O autofoco funcionava bem na D700. Ele encontra o foco rápido – praticamente instantaneamente – mesmo quando a iluminação está terrível. Infelizmente os resultados nem sempre foram ótimos. Encontrar foco com uma profundidade de campo pequena pode ser um desafio para qualquer câmera, mas a D800 ocasionalmente teve problemas acima de f/5.6 – geralmente considerado um ponto seguro. O AF é ajustável nas configurações, para que você possa ajustar aos perfis de suas lentes, mas ele deveria funcionar melhor sem precisar disso.

Sobre lentes – tenha cuidado com quais lentes usar com a D800. Se você tem mãos trêmulas, ela não perdoa lentes que não tem estabilização de imagem. Para realmente tirar vantagem de todos esses pixels, você irá precisar de uma lente muito boa.

Videografia: Bem-vinda à festa, Nikon

Nikon chegou atrasada à festa HD, mas o atrasou permitiu à empresa tirar vantagem das falhas da Canon.

Da perspectiva de hardware, a principal característica distintiva da câmera é a saída HDMI. Isso pode pegar o vídeo sem processamento do sensor de imagem, enviar para um dispositivo de gravação, e fazer o processamento lá. Isso significa que você pode gravar vídeo e processar depois – uma vantagem útil, porém de nicho, em relação à 5D Mark III. A câmera também é uma boa competidora na parte de áudio. Ela tem uma entrada para microfone estéreo e uma saída para headphone, que são essenciais para monitorar e ajustar o áudio quando for necessário.

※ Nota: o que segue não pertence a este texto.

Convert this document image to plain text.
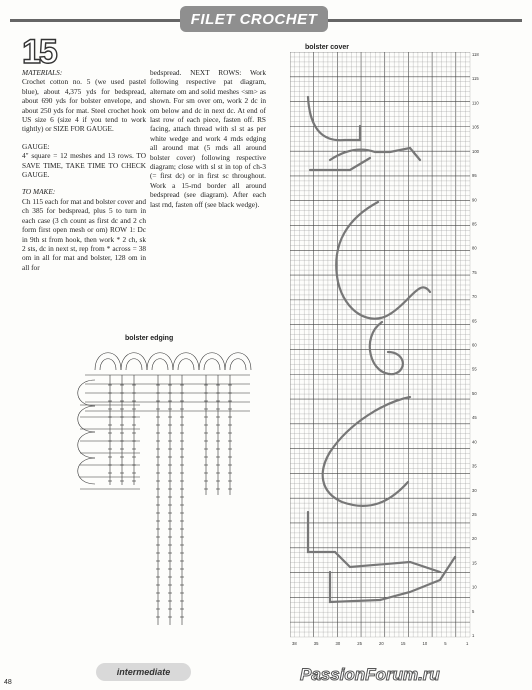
FILET CROCHET
15

MATERIALS:
Crochet cotton no. 5 (we used pastel blue), about 4,375 yds for bedspread, about 690 yds for bolster envelope, and about 250 yds for mat. Steel crochet hook US size 6 (size 4 if you tend to work tightly) or SIZE FOR GAUGE.

GAUGE:
4" square = 12 meshes and 13 rows. TO SAVE TIME, TAKE TIME TO CHECK GAUGE.

TO MAKE:
Ch 115 each for mat and bolster cover and ch 385 for bedspread, plus 5 to turn in each case (3 ch count as first dc and 2 ch form first open mesh or om) ROW 1: Dc in 9th st from hook, then work * 2 ch, sk 2 sts, dc in next st, rep from * across = 38 om in all for mat and bolster, 128 om in all for

bedspread. NEXT ROWS: Work following respective pat diagram, alternate om and solid meshes <sm> as shown. For sm over om, work 2 dc in om below and dc in next dc. At end of last row of each piece, fasten off. RS facing, attach thread with sl st as per white wedge and work 4 rnds edging all around mat (5 rnds all around bolster cover) following respective diagram; close with sl st in top of ch-3 (= first dc) or in first sc throughout. Work a 15-rnd border all around bedspread (see diagram). After each last rnd, fasten off (see black wedge).

bolster cover
bolster edging
118
115
110
105
100
95
90
85
80
75
70
65
60
55
50
45
40
35
30
25
20
15
10
5
1
38	35	30	25	20	15	10	5	1
48
intermediate	PassionForum.ru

A D800 filma em HD com qualidade comparável a outras DSLRs equivalentes por aí. No teste inicial do Gizmodo US, comparando a D800 com a Canon 5D Mark III, a câmera se saiu tão bem quanto a 5D. O desempenho do vídeo da D800 imita suas habilidades de fotografia: É uma boa câmera, mas é muito melhor para imagens diurnas do que noturnas. Durante o dia, a gravação era notavelmente melhor do que na 5D Mark III. Depois do teste inicial, nós até mesmo trocamos as lentes de US$2000 que nós estávamos usando para uma Nikon DX desenhada para câmeras com sensor crop da Nikon. Não deveríamos ter feito isso – ninguém deveria –, mas ainda assim a qualidade da Nikon continuou melhor do que a Canon 5D. Usando qualquer lente, o desempenho noturno da D800 não conseguia competir com a 5D.

A D800 tem o mesmo problema de vídeo das outras DSLRs: Rolling Shutter. O Rolling Shutter ocorre quando ou a câmera ou algo na cena está se movendo rapidamente. Na gravação, algumas partes da cena irão parecer se mover mais rápido que outras, causando uma distorção estranha. É a maior reclamação contra a 5D Mark II e Mark III, e não é diferente aqui. É uma droga. No nosso teste, a câmera Nikon também sofreu com uma interferência terrível de moiré – isso é a distorção com uma aparência meio louca que ocorre com texturas ou estampas detalhadas e repetidas.

Gostamos

A Nikon D800 tira fotos lindas em praticamente qualquer situação. Na luz, a câmera é completamente satisfatória. Ela dispara detalhes minúsculos e cor vívida como nenhuma outra câmera por aí. No escuro, a resolução alta do sensor surpreendentemente aguenta no seu alcance padrão de ISO, e fotos tiradas com ISO 1600 e às vezes até 3200 tem tão pouco ruído que são usáveis sem edição. A Câmera é feita para ser durável, e manipular a foto com os botões da câmera sem nunca precisar acessar o menu é inteligente, simples e intuitivo. Quando ao vídeo, a D800 traz o que faltou na D700: gravação versátil com uma qualidade excelente em uma DSLR. A saída HDMI abre uma porta para um novo mundo de pós-produção.

Não gostamos

Apesar de a câmera ser fantástica – e cara – os pequenos defeitos se tornam frustrantes. A maior decepção na D800 é o autofoco. Ele funciona, mas não com tanta fluidez do resto da câmera. O sensor de alta resolução foi uma adição excelente e potencialmente visionária para a câmera. A Nikon deveria ter desenvolvido um autofoco especialmente para fazê-lo funcionar. Ao invés disso, eles reutilizaram tecnologia existente. Sim, isso é uma câmera para profissionais, e a maioria dos fotógrafos não espera que ela faça tudo sozinha. Mas essa função parece muito desleixada.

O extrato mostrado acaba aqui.